Yields climb on strong data, FOMC minutes. Treasury yields rose across the curve today, with the move primarily driven by better-than-expected durable goods data and industrial production that saw the fastest growth pace in nearly a year. Hawkish January FOMC meeting minutes also contributed, with some officials open to rate hikes if inflation remains elevated. Yields closed 2-3 bps higher across the curve, with the 2-year yield at 3.46% and the 10-year yield at 4.08%. Meanwhile, equities rallied as the strong economic data soothed AI jitters, with the S&P 500 and NASDAQ up 0.56% and 0.78%, respectively.

FOMC Minutes show surprisingly hawkish tone. The January FOMC meeting minutes were released today and showed hesitation to cut rates further. The minutes read, “The vast majority of participants judged that downside risks to employment had moderated in recent months while the risk of more persistent inflation remained.” Some officials see it appropriate to hold rates steady “for some time” as they continue to evaluate additional data, while “several participants” see the “possibility that upward adjustments to the target range” could be needed if inflation remains elevated. However, officials remain data-dependent, and many remain open to further rate cuts if inflation declines as anticipated. In January, the Fed voted 10-2 to hold the benchmark rate steady, with Governors Waller and Miran dissenting in favor of a 25 bp rate cut.

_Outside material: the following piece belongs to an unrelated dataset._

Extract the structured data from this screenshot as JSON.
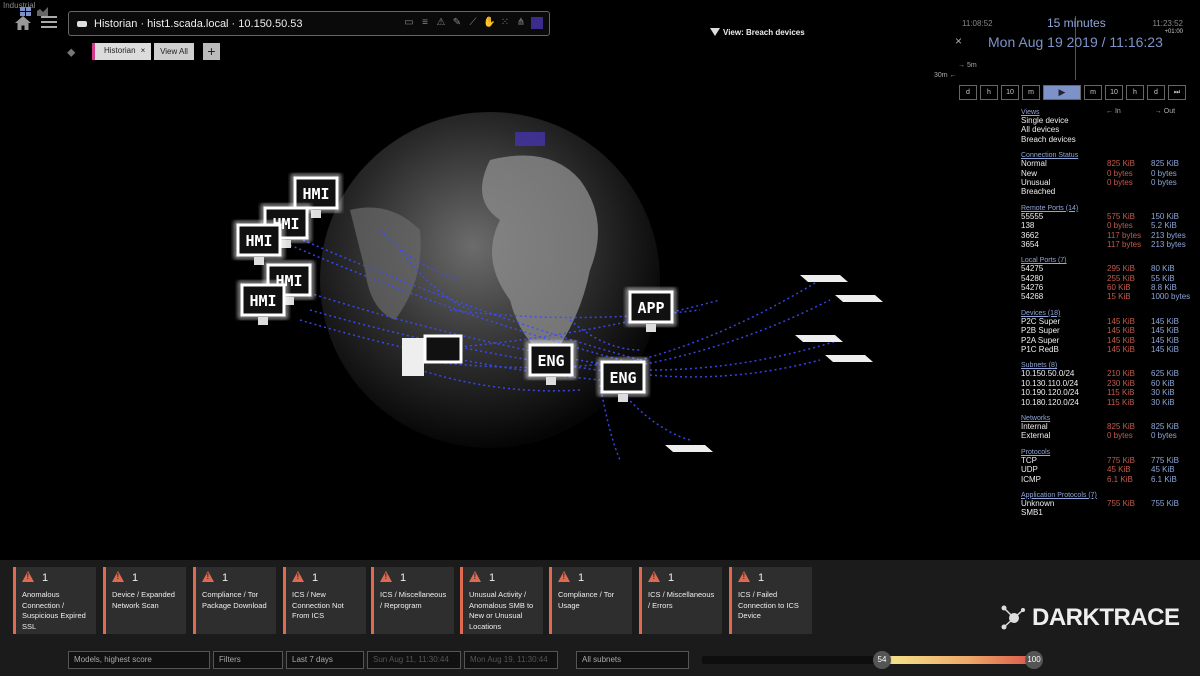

US industrial production increases by the most in nearly a year. Industrial production increased 0.7% in January, the largest gain in almost a year and above estimates of a 0.4% increase. The advance was driven by broad growth in manufacturing as well as an uptick in utility output. Capacity utilization, a measure of potential factory output being used, climbed to 75.6%, the highest level since September. Manufacturing output also rose 0.6%, the most since last February and a hopeful sign of recovery for US manufacturing activity. In a separate release today, December durable goods order fell by 1.4%, however the decline was smaller than estimates forecasting a 2.0% drop. Additionally, durable goods orders increased for communication equipment, computers, metals, and electrical equipment and machinery.